Autophagy in the Context of Immune System Aging

Autophagy is the name given to a collection of cellular maintenance processes that identify and break down worn and unwanted proteins and structures in the cell. More efficient autophagy in principle produces better cell and tissue function, and, over the long term, slower aging. A sizable portion of the research community is interested in autophagy in the context of aging, but outside the development of calorie restriction mimetic drugs, few groups are working towards therapies intended to upregulate autophagy in a targeted fashion. A program in the Life Biosciences portfolio is one of the limited number of examples.

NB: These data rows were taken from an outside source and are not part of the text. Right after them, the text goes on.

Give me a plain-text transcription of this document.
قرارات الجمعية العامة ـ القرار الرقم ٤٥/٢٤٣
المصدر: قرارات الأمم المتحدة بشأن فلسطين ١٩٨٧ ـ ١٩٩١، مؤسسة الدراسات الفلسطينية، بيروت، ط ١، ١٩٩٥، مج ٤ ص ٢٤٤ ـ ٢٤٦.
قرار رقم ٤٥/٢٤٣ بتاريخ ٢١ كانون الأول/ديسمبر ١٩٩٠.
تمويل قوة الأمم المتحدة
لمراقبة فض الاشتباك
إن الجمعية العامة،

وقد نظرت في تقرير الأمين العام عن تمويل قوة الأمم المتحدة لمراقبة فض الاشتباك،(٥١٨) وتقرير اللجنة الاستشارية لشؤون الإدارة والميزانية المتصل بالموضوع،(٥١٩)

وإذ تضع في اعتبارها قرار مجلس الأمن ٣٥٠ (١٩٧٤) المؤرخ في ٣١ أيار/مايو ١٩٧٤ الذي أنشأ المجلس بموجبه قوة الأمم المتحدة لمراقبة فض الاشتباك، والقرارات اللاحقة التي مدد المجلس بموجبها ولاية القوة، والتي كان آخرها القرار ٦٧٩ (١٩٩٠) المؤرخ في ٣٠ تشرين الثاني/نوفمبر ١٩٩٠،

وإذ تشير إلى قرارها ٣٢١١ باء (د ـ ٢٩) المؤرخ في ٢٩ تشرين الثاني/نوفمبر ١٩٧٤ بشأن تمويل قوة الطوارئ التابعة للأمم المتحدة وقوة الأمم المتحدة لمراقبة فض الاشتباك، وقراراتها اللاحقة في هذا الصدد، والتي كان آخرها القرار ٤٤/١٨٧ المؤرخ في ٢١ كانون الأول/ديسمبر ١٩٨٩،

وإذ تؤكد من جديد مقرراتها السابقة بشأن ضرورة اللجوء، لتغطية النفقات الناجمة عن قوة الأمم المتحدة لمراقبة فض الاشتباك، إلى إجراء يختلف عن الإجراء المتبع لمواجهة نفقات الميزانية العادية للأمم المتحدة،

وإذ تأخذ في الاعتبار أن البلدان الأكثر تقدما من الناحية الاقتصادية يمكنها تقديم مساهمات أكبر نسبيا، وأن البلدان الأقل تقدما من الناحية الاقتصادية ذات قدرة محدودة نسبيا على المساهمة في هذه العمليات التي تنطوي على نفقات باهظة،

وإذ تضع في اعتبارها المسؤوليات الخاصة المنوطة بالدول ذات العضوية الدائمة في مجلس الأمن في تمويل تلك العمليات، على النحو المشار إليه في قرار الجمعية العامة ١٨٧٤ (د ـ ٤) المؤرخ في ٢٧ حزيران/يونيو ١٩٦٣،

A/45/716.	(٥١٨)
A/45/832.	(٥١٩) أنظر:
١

The ability of calorie restriction to lengthen healthy life in short-lived species is largely the reason that autophagy became interesting, though many approaches that slow aging in animal studies are characterized by upregulation of autophagy. In the case of calorie restriction, extension of life span depends on the correct operation of autophagy. A good number of studies provide other evidence that points to improved autophagy as the primary cause of health and longevity benefits resulting from a reduced calorie intake.

One of the many benefits produced by calorie restriction, and calorie restriction mimetics capable of upregulating autophagy, is a slowed decline of the immune system in later life. With this in mind, today's open access paper discusses the relationship between autophagy and immune aging. As in other considerations of autophagy, it is plausible that the more important portion of autophagic activity is the removal of worn and damaged mitochondria, the selective autophagy known as mitophagy. Mitochondria decline in effectiveness with age, in large part due to faltering mitophagy. This has detrimental effects throughout the body that include altered behaviors and capabilities of immune cells.

Autophagy takes it all - autophagy inducers target immune aging

Recently, a plethora of studies revealed that selective autophagy, in close association with immunometabolism, is key in modulating immunity and immune cell dynamics. In addition, autophagy is further involved in differentiation and proliferation of immune cells, although what exactly underlies molecular mechanisms remains partly elusive. Mounting evidence indicates that mitophagy, which encompasses selective degradation of damaged or excessive mitochondria, is an especially crucial regulator of innate immune cell function. Autophagy also prevents mitochondrial DNA escaping into the cytoplasm by maintaining mitochondrial homeostasis, which inhibits initiation of type I interferon signalling and, ultimately, inflammation. Furthermore, autophagy is essential for T cell immunity and its decline with age leads to immunosenescence.

During the last two decades, several trailblazing studies have suggested that innate and adaptive immunity are key to fight not only infectious diseases but also non-communicable diseases including typical age-related conditions, such as cancer. Considering that autophagy facilitates adaptive immune cell activation and differentiation, and partially reverses systemic immunosenescence via modulating T cell immunity, clinical implementation of autophagy inducers provides high therapeutic potential.

Drug discovery has identified numerous small compounds that can reverse age-associated effects via autophagy. These have been suggested to extend median and maximal lifespan, underpinned by in vivo and in vitro data obtained in various animal models. Importantly, lifestyle and nutrition, particularly exercise and dietary restriction enhance the autophagy pathway. Several repurposed and already FDA-approved drugs that either inhibit mTORC1 or activate AMPK have recently gained considerable attention as promising immunoprotective interventions that could be translated into clinic within the next decade. Here, we focus on the three most-promising drugs (rapamycin, metformin, and spermadine) and on dietary restriction as a lifestyle change.